See [docs/progress.md](docs/progress.md) for details.

## Limitations

- **Platform:** Linux-first. macOS via Docker Desktop is supported but resource
  limits, filesystem semantics, and performance differ. CI targets Linux.
- **Windows:** No native Windows support in v0.1.
- **Tier 0 visibility:** Cannot observe agent internal tool calls, LLM token
  usage, or per-command reasoning. The HTML report explicitly states this.
- **Network filtering:** Only on/off (`none`/`bridge`). No domain allowlisting.
- **Docker dependency:** Requires Docker daemon.
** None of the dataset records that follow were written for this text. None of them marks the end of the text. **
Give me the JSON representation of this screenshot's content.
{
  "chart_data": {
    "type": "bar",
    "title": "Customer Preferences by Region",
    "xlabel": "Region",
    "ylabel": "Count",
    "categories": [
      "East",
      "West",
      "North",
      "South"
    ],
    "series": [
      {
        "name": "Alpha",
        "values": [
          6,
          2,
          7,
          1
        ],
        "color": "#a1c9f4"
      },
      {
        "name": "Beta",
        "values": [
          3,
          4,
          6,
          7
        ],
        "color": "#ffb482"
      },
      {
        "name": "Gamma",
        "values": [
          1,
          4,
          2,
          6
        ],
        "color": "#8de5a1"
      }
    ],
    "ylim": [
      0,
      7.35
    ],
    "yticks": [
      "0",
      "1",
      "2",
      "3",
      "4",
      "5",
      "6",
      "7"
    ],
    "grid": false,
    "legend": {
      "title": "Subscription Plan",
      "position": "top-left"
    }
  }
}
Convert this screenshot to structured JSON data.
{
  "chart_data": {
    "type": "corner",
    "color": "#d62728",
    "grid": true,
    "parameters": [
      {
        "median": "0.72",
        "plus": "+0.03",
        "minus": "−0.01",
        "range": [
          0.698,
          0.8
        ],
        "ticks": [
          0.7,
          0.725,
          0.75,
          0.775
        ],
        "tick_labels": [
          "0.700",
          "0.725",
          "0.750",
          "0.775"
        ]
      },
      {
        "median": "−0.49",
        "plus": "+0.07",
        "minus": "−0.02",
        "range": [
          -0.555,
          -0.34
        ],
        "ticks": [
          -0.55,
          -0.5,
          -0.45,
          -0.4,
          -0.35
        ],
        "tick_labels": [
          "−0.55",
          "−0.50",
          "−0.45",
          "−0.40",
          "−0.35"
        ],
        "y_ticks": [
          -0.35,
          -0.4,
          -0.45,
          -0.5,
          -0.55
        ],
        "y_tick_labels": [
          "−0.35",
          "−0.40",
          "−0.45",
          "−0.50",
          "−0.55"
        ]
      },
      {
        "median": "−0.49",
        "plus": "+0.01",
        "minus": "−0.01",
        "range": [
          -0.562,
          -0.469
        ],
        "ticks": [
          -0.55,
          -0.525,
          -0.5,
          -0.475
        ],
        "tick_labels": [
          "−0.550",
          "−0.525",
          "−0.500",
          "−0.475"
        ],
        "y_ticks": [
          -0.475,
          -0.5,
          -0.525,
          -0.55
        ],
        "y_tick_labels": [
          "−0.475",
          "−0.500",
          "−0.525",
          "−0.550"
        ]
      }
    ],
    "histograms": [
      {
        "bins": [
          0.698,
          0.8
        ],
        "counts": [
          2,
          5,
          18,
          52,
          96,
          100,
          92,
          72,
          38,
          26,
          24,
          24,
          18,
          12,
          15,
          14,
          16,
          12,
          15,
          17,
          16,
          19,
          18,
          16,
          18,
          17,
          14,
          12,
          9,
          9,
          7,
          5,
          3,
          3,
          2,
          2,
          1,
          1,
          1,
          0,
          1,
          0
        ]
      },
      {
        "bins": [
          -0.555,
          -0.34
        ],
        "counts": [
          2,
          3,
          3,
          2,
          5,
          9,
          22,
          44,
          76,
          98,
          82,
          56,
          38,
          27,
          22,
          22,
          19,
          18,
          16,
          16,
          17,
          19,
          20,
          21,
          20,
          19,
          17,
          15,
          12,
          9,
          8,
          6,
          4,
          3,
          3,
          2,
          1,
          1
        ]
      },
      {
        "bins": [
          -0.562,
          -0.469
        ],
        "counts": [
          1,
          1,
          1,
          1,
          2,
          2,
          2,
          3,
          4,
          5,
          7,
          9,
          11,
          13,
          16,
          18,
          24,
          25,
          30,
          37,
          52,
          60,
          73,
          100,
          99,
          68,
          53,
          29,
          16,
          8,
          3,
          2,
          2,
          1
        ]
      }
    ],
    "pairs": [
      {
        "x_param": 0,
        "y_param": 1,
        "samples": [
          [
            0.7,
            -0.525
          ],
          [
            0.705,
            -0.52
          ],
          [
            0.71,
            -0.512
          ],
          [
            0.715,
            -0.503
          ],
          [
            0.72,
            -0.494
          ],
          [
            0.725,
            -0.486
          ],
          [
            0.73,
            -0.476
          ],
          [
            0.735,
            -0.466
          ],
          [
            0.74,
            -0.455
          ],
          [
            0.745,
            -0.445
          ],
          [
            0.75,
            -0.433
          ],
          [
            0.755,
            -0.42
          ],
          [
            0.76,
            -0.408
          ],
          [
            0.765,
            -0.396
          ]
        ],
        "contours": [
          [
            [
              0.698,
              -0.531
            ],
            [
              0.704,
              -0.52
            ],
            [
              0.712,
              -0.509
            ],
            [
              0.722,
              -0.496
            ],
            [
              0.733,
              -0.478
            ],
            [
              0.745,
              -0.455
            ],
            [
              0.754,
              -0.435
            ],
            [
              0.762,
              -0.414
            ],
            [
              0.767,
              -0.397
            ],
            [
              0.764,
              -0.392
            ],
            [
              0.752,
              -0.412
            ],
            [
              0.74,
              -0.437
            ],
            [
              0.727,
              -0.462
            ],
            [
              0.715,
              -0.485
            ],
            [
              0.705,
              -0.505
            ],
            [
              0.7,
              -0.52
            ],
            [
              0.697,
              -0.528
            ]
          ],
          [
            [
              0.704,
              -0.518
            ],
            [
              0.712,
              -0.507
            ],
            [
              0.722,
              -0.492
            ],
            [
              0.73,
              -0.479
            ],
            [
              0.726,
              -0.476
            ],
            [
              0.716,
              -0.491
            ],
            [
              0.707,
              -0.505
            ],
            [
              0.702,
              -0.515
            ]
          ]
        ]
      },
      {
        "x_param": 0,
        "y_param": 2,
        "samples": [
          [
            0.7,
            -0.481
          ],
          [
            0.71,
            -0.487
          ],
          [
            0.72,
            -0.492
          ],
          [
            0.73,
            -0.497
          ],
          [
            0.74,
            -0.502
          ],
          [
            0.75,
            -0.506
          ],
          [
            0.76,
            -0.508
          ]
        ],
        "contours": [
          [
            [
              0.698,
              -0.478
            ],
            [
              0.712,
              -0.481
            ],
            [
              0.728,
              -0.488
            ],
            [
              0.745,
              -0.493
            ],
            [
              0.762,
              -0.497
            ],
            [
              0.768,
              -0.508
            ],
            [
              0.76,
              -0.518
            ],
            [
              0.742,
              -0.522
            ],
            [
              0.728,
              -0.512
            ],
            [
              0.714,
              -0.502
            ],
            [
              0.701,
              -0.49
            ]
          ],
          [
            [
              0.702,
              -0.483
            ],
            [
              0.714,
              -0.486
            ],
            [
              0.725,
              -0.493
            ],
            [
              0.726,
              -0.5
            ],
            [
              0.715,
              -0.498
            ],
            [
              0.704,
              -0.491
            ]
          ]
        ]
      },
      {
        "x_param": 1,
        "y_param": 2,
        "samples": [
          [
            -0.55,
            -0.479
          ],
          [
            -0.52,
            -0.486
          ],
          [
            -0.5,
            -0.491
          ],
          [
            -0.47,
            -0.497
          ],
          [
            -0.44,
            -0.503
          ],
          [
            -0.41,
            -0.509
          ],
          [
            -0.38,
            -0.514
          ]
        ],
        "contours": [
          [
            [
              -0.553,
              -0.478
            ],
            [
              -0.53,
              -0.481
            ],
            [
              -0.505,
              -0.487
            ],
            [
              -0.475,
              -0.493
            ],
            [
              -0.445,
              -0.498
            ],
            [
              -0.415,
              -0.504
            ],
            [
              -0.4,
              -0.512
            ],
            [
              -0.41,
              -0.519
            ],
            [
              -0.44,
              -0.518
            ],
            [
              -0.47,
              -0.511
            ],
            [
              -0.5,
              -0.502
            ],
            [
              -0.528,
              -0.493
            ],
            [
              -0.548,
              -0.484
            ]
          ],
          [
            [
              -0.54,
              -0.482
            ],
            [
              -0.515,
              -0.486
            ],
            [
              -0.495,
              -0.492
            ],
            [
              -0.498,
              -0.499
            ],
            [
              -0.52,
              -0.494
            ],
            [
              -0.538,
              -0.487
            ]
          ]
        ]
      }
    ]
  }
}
Podman/buildah not yet supported.
- **PostToolUse testing:** The Claude Code Tier 2 adapter's PostToolUse recording
  requires a real Claude Code binary for full end-to-end testing.

## Running Tests

```bash
pip install -e ".[dev]"
ruff check .
mypy src
pytest -q                    # unit + integration (skips Docker tests without daemon)
pytest -q tests/e2e          # e2e tests (requires Docker)
```

## Attribution

RepoAirlock is a safety harness for coding agents. It does **not** perform code
generation, LLM inference, or autonomous repair. It does **not** guarantee
"complete security" or "absolute isolation." It provides a structured,
auditable, and reproducible execution environment so that agent actions
can be reviewed, replayed, and compared.